It all started in 1993/1994, I was 13/14 years old. There began an insatiable hunger. A hunger that couldn’t be filled. A feeling like there was something about ready to happen and I didn’t know what but I had to start preparing myself to get ready. I can’t believe my daughter is the same age now as I was then. I had this intense urgency to get on my face before God and cry out for something more. I was going to Temple Christian at that time and I asked my teachers if it was ok to go to the chapel during lunch on Tuesday and Thursdays with whoever wanted to come so we would worship and pray.
I would go around the lunch room and invite whoever wanted to come from my Jr. High and sometimes some high schoolers to join us to fast, worship and pray.
I remember leading worship from the piano and we began to join our voices in prayer and worship. There was an intensity that burned inside of me that got stronger and stronger. It was hard going to a private school and wanting the entire school to get on fire for God and not always seeing it. But I knew God had a purpose in us being there and to press in no matter what we saw.

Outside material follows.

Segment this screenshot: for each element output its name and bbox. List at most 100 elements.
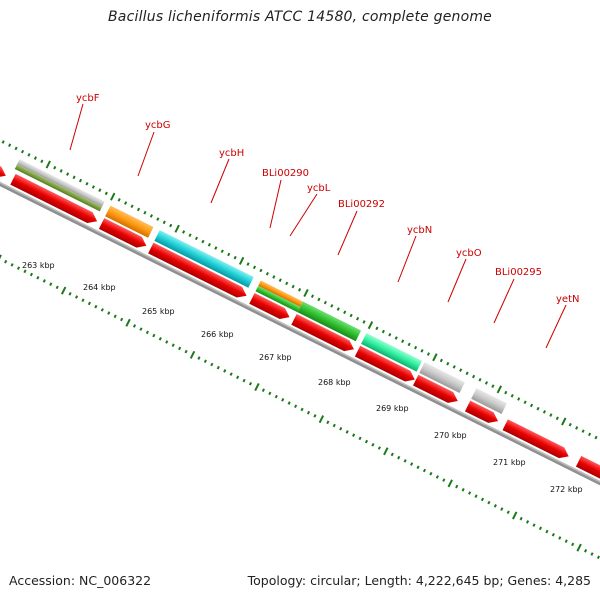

I don’t remember how long those times in the chapel lasted, but I do remember what happened in 1995, when our Pastors at City Bible Church in Portland, Oregon, Frank & Sharon Damazio went to investigate the Toronto Blessing and came back with an impartation that spread like wildfire. All of a sudden the intensity and hunger that I had felt in 1993/1994 began to be filled to overflowing.
Countless services of receiving the love, anointing, holy spirit refilling over and over began. Times laying out under the power of the Holy Spirit and in those times going deeper, seeing visions God was showing me of the lost of other countries around the world and revival hitting them.
Then in the spring/summer of 1995 came the burden, heavy deep burden of intercession that overtook my body and soul. The deep deep loud travail that came out of me shook me to the core. I would spend hours at the alter, or in my bedroom not just crying but deep guttrral travail would come out of me. I lost all sense of what was happening around me when that took place. I would be worshipping or praying and all of a sudden I could feel the heartbeat and grief of God over those who did not know him or had rejected him. The burden to see them come to know Jesus and go to heaven would be the focus of my mind as my body was overcome by intense groaning. After it had lightened and I would stop, my face would be ballooned, eyes totally swollen and red dots all over my face and neck from blood vessels thst had burst. I started calling them Holy ghost dots, haha. Glad I didn’t have much vanity back then.
That summer I went to England on a mission trip with the youth lead by Ed and Heather Schefter. In preparing for that trip, our team had amazing prayer times after our drama practices. One night it went way too long and all of us kids on the team got in trouble by our parents for being out past curfew, but seriously we were slain in the spirit on the chapel alter or drunk in the spirit (no alcohol) and couldn’t get up. Haha. Awesome memories. Our poor parents, how many parents have ever gotten that excuse from their kids.
On that trip God began to talk to me about taking up my cross and following Him. I realized that going to a private school and living in a total Christian bubble, I had no cross to carry. When I got back home from England we had Youth camp. There at the alter, the intercession for the lost hit me again. As I was on my face Weeping, God clearly told me that every tear I cried would be a soul that is saved at Centennial High school. I was like, what? I love my school and my friends are my family (I had been at TCS from 1st grade till 10th). God said it’s time to pick up my cross and follow him. That Centennial was my mission field. I looked up and saw all my closest friends and I went over and gathered them and told them what God had told me and I cried tears of sadness. It was the hardest thing I had ever done till that time.
Obedience and sacrifice was what He had required for the next step of my journey. The mission field.